AE: autoimmune encephalitis, A.I.: antibody index, anti-gAChR: anti-ganglionic acetylcholine receptor, CNS: central nervous system, CSF: cerebrospinal fluid, EEG: electroencephalogram, IVIG: intravenous immunoglobulin, N/A: not available, m-PSL: methylprednisolone, MRI: magnetic resonance imaging, NCS: nerve conduction study, PE: plasma exchange, PERM: progressive encephalomyelitis with rigidity and myoclonus, TPO: thyroid peroxidase, Tg: thyroglobulin

In the present case, PERM-like symptoms of both CNS manifestations and autonomic failure eventually improved with the negative conversion of anti-gAChR α3 subunit antibodies after immunotherapy, confirming the immunopathogenesis of anti-gAChR α3 subunit antibodies. The aforementioned two reported cases of autoimmune encephalopathy associated with anti-gAChR α3 subunit antibodies also showed a reduction of anti-gAChR α3 subunit antibody titer after immunotherapy (18,19) (Table 2). These reported cases showed improved clinical symptoms of both CNS manifestations and autonomic failure along with the decreased titers, which was similar to our case.

The present case showed positive results of both anti-TPO and Tg antibodies as well as anti-gAChR α3 subunit antibodies, which suggests Hashimoto encephalopathy as a differential diagnosis (26). Impaired consciousness (66%), convulsions (29%), and involuntary movements including tremor and myoclonus (31%), which were seen in our case, are often observed in patients with Hashimoto encephalopathy (26). However, the other symptoms seen in our case, especially autonomic failure and myelopathy, are uncommon in Hashimoto encephalopathy (26). In addition, immunological studies yielded negative anti-NAE antibodies, which are highly specific to Hashimoto encephalopathy (27), also suggesting a low probability of Hashimoto encephalopathy in our case.

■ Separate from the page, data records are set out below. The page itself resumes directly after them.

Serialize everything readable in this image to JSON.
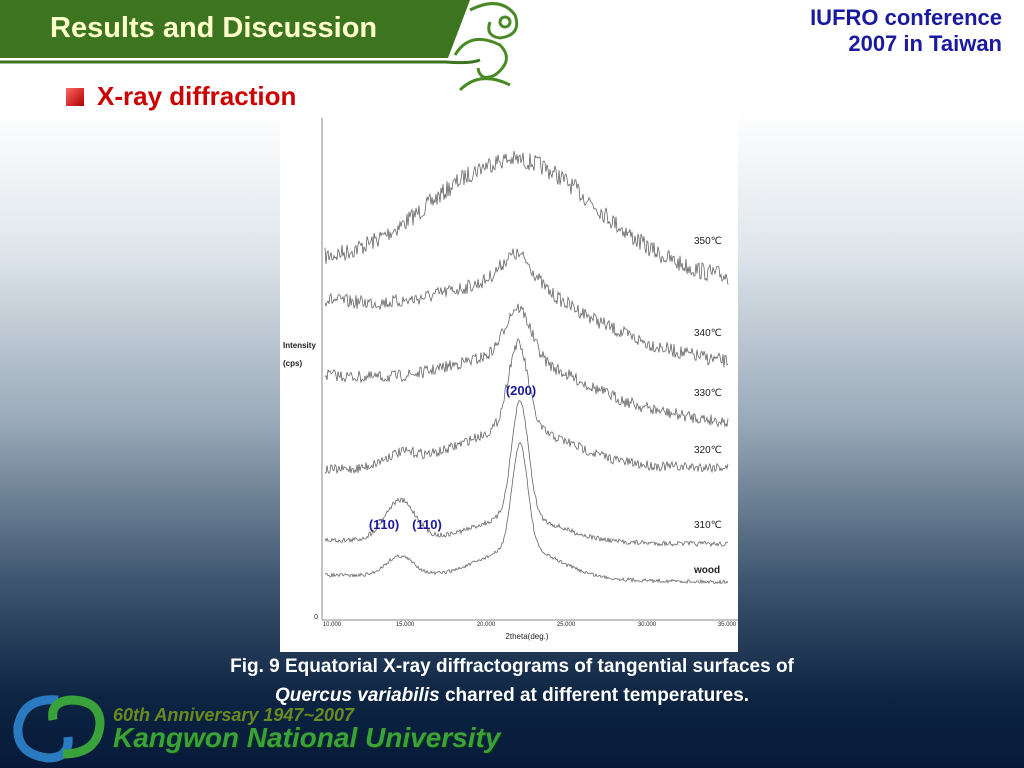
{
  "header": {
    "title": "Results and Discussion",
    "conference": [
      "IUFRO conference",
      "2007 in Taiwan"
    ]
  },
  "section": "X-ray diffraction",
  "figure": {
    "y_label": [
      "Intensity",
      "(cps)"
    ],
    "y_origin": "0",
    "x_ticks": [
      "10.000",
      "15.000",
      "20.000",
      "25.000",
      "30.000",
      "35.000"
    ],
    "x_label": "2theta(deg.)",
    "curve_labels": [
      "350℃",
      "340℃",
      "330℃",
      "320℃",
      "310℃",
      "wood"
    ],
    "annotations": [
      "(200)",
      "(1̄10)",
      "(110)"
    ]
  },
  "caption": {
    "line1": "Fig. 9 Equatorial X-ray diffractograms of tangential surfaces of",
    "species": "Quercus variabilis",
    "line2": "charred at different temperatures."
  },
  "footer": {
    "anniversary": "60th Anniversary 1947~2007",
    "university": "Kangwon National University"
  }
}
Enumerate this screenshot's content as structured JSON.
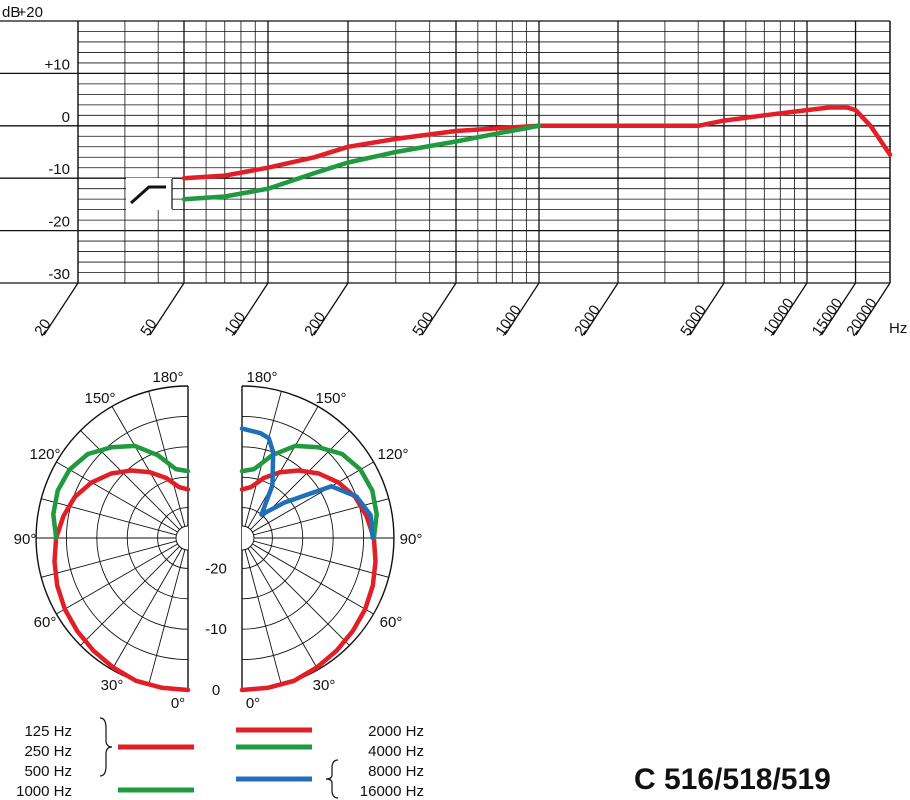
{
  "colors": {
    "red": "#e21e26",
    "green": "#1f9a3e",
    "blue": "#1f6fba",
    "grid": "#111111"
  },
  "model_label": "C 516/518/519",
  "chart_data": [
    {
      "type": "line",
      "xscale": "log",
      "xlim": [
        20,
        20000
      ],
      "ylim": [
        -30,
        20
      ],
      "y_unit": "dB",
      "x_unit": "Hz",
      "y_tick_labels": [
        "+20",
        "+10",
        "0",
        "-10",
        "-20",
        "-30"
      ],
      "y_tick_values": [
        20,
        10,
        0,
        -10,
        -20,
        -30
      ],
      "x_tick_labels": [
        "20",
        "50",
        "100",
        "200",
        "500",
        "1000",
        "2000",
        "5000",
        "10000",
        "15000",
        "20000"
      ],
      "x_tick_values": [
        20,
        50,
        100,
        200,
        500,
        1000,
        2000,
        5000,
        10000,
        15000,
        20000
      ],
      "grid": true,
      "filter_icon": "bass-cut-filter-icon",
      "series": [
        {
          "color": "red",
          "x": [
            50,
            70,
            100,
            150,
            200,
            300,
            500,
            700,
            1000,
            1500,
            2000,
            3000,
            4000,
            5000,
            7000,
            10000,
            12000,
            13000,
            14000,
            15000,
            17000,
            20000
          ],
          "y": [
            -10,
            -9.5,
            -8,
            -6,
            -4,
            -2.5,
            -1,
            -0.5,
            0,
            0,
            0,
            0,
            0,
            1,
            2,
            3,
            3.5,
            3.5,
            3.5,
            3,
            0,
            -5.5
          ]
        },
        {
          "color": "green",
          "x": [
            50,
            70,
            100,
            150,
            200,
            300,
            500,
            700,
            1000
          ],
          "y": [
            -14,
            -13.5,
            -12,
            -9,
            -7,
            -5,
            -3,
            -1.5,
            0
          ]
        }
      ]
    },
    {
      "type": "polar",
      "angle_labels_left": [
        "180°",
        "150°",
        "120°",
        "90°",
        "60°",
        "30°",
        "0°"
      ],
      "angle_labels_right": [
        "180°",
        "150°",
        "120°",
        "90°",
        "60°",
        "30°",
        "0°"
      ],
      "angle_values": [
        180,
        150,
        120,
        90,
        60,
        30,
        0
      ],
      "radial_labels": [
        "-20",
        "-10",
        "0"
      ],
      "radial_values": [
        -20,
        -10,
        0
      ],
      "rlim": [
        -25,
        0
      ],
      "series": [
        {
          "side": "left",
          "color": "red",
          "angle": [
            0,
            10,
            20,
            30,
            40,
            50,
            60,
            70,
            80,
            90,
            100,
            110,
            120,
            130,
            140,
            150,
            160,
            170,
            180
          ],
          "db": [
            0,
            0,
            0,
            -0.4,
            -0.8,
            -1.2,
            -1.6,
            -2.1,
            -2.7,
            -3.3,
            -4.2,
            -5.2,
            -6.7,
            -8.5,
            -10.5,
            -12.5,
            -14.5,
            -16.5,
            -17
          ]
        },
        {
          "side": "left",
          "color": "green",
          "angle": [
            90,
            100,
            110,
            120,
            130,
            140,
            150,
            160,
            170,
            180
          ],
          "db": [
            -3.3,
            -2.5,
            -2.2,
            -2.5,
            -3.5,
            -5.5,
            -7.5,
            -10.5,
            -13.5,
            -14
          ]
        },
        {
          "side": "right",
          "color": "red",
          "angle": [
            0,
            10,
            20,
            30,
            40,
            50,
            60,
            70,
            80,
            90,
            100,
            110,
            120,
            130,
            140,
            150,
            160,
            170,
            180
          ],
          "db": [
            0,
            0,
            0,
            -0.4,
            -0.8,
            -1.2,
            -1.6,
            -2.1,
            -2.7,
            -3.3,
            -4.2,
            -5.2,
            -6.7,
            -8.5,
            -10.5,
            -12.5,
            -14.5,
            -16.5,
            -17
          ]
        },
        {
          "side": "right",
          "color": "green",
          "angle": [
            90,
            100,
            110,
            120,
            130,
            140,
            150,
            160,
            170,
            180
          ],
          "db": [
            -3.3,
            -2.5,
            -2.2,
            -2.5,
            -3.5,
            -5.5,
            -7.5,
            -10.5,
            -13.5,
            -14
          ]
        },
        {
          "side": "right",
          "color": "blue",
          "angle": [
            90,
            100,
            110,
            120,
            130,
            140,
            150,
            160,
            165,
            170,
            180
          ],
          "db": [
            -3.5,
            -3.5,
            -5,
            -8,
            -16,
            -20,
            -15,
            -10,
            -8,
            -7.5,
            -7
          ]
        }
      ]
    }
  ],
  "legend": {
    "left_labels": [
      "125 Hz",
      "250 Hz",
      "500 Hz",
      "1000 Hz"
    ],
    "right_labels": [
      "2000 Hz",
      "4000 Hz",
      "8000 Hz",
      "16000 Hz"
    ]
  }
}
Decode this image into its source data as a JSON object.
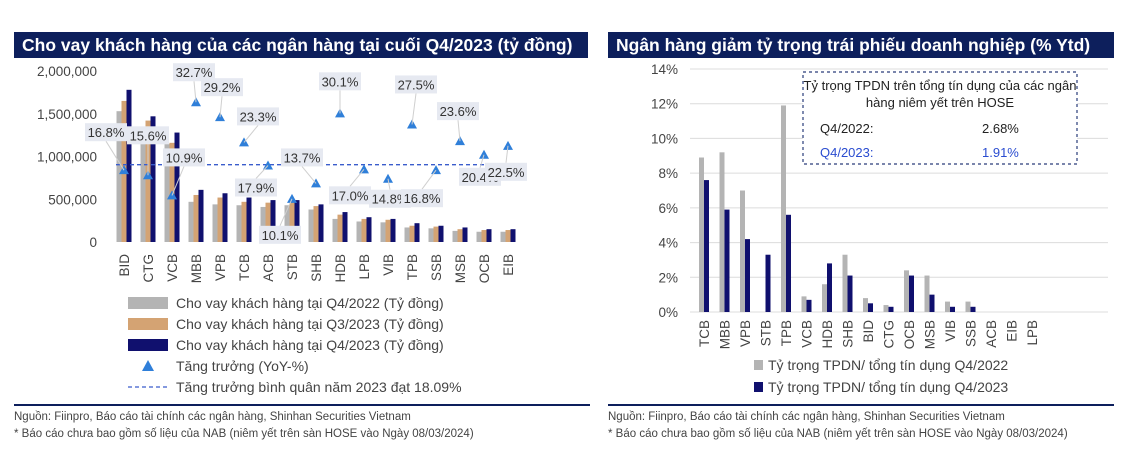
{
  "left": {
    "title": "Cho vay khách hàng của các ngân hàng tại cuối Q4/2023 (tỷ đồng)",
    "source": "Nguồn: Fiinpro, Báo cáo tài chính các ngân hàng, Shinhan Securities Vietnam",
    "note": "* Báo cáo chưa bao gồm số liệu của NAB (niêm yết trên sàn HOSE vào Ngày  08/03/2024)"
  },
  "right": {
    "title": "Ngân hàng giảm tỷ trọng trái phiếu doanh nghiệp (% Ytd)",
    "source": "Nguồn: Fiinpro, Báo cáo tài chính các ngân hàng, Shinhan Securities Vietnam",
    "note": "* Báo cáo chưa bao gồm số liệu của NAB (niêm yết trên sàn HOSE vào Ngày  08/03/2024)",
    "box": {
      "title_line1": "Tỷ trọng TPDN trên tổng tín dụng của các ngân",
      "title_line2": "hàng niêm yết trên HOSE",
      "row1_label": "Q4/2022:",
      "row1_value": "2.68%",
      "row2_label": "Q4/2023:",
      "row2_value": "1.91%"
    }
  },
  "colors": {
    "gray": "#b4b4b4",
    "tan": "#d4a373",
    "navy": "#10106e",
    "triangle": "#2f7fd9",
    "dash": "#3a5ccc",
    "header": "#0d1f5c"
  },
  "chart_data": [
    {
      "type": "bar",
      "title": "Cho vay khách hàng của các ngân hàng tại cuối Q4/2023 (tỷ đồng)",
      "categories": [
        "BID",
        "CTG",
        "VCB",
        "MBB",
        "VPB",
        "TCB",
        "ACB",
        "STB",
        "SHB",
        "HDB",
        "LPB",
        "VIB",
        "TPB",
        "SSB",
        "MSB",
        "OCB",
        "EIB"
      ],
      "yticks": [
        "2,000,000",
        "1,500,000",
        "1,000,000",
        "500,000",
        "0"
      ],
      "ylim": [
        0,
        2000000
      ],
      "series": [
        {
          "name": "Cho vay khách hàng tại Q4/2022 (Tỷ đồng)",
          "values": [
            1530000,
            1240000,
            1150000,
            470000,
            440000,
            430000,
            410000,
            430000,
            380000,
            270000,
            240000,
            230000,
            170000,
            160000,
            130000,
            120000,
            120000
          ]
        },
        {
          "name": "Cho vay khách hàng tại Q3/2023 (Tỷ đồng)",
          "values": [
            1650000,
            1420000,
            1160000,
            550000,
            520000,
            470000,
            460000,
            470000,
            420000,
            320000,
            270000,
            260000,
            190000,
            180000,
            150000,
            140000,
            140000
          ]
        },
        {
          "name": "Cho vay khách hàng tại Q4/2023 (Tỷ đồng)",
          "values": [
            1780000,
            1470000,
            1280000,
            610000,
            570000,
            520000,
            490000,
            490000,
            440000,
            350000,
            290000,
            270000,
            220000,
            190000,
            170000,
            150000,
            150000
          ]
        }
      ],
      "growth": {
        "name": "Tăng trưởng (YoY-%)",
        "values": [
          16.8,
          15.6,
          10.9,
          32.7,
          29.2,
          23.3,
          17.9,
          10.1,
          13.7,
          30.1,
          17.0,
          14.8,
          27.5,
          16.8,
          23.6,
          20.4,
          22.5
        ],
        "labels": [
          "16.8%",
          "15.6%",
          "10.9%",
          "32.7%",
          "29.2%",
          "23.3%",
          "17.9%",
          "10.1%",
          "13.7%",
          "30.1%",
          "17.0%",
          "14.8%",
          "27.5%",
          "16.8%",
          "23.6%",
          "20.4%",
          "22.5%"
        ]
      },
      "average": {
        "name": "Tăng trưởng bình quân năm 2023 đạt 18.09%",
        "value": 18.09
      }
    },
    {
      "type": "bar",
      "title": "Ngân hàng giảm tỷ trọng trái phiếu doanh nghiệp (% Ytd)",
      "categories": [
        "TCB",
        "MBB",
        "VPB",
        "STB",
        "TPB",
        "VCB",
        "HDB",
        "SHB",
        "BID",
        "CTG",
        "OCB",
        "MSB",
        "VIB",
        "SSB",
        "ACB",
        "EIB",
        "LPB"
      ],
      "yticks": [
        "14%",
        "12%",
        "10%",
        "8%",
        "6%",
        "4%",
        "2%",
        "0%"
      ],
      "ylim": [
        0,
        14
      ],
      "series": [
        {
          "name": "Tỷ trọng TPDN/ tổng tín dụng Q4/2022",
          "values": [
            8.9,
            9.2,
            7.0,
            0,
            11.9,
            0.9,
            1.6,
            3.3,
            0.8,
            0.4,
            2.4,
            2.1,
            0.6,
            0.6,
            0,
            0,
            0
          ]
        },
        {
          "name": "Tỷ trọng TPDN/ tổng tín dụng Q4/2023",
          "values": [
            7.6,
            5.9,
            4.2,
            3.3,
            5.6,
            0.7,
            2.8,
            2.1,
            0.5,
            0.3,
            2.1,
            1.0,
            0.3,
            0.3,
            0,
            0,
            0
          ]
        }
      ]
    }
  ]
}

We herein described a case of PERM-like symptoms associated with anti-gAChR antibodies. The distribution of the target nAChRs in the CNS and peripheral autonomic nerves explains the PERM-like symptoms and autonomic failure. Thus, the clinical spectrum associated with anti-gAChR antibodies is thus considered to extend from AAG to PERM.

The authors state that they have no Conflict of Interest (COI).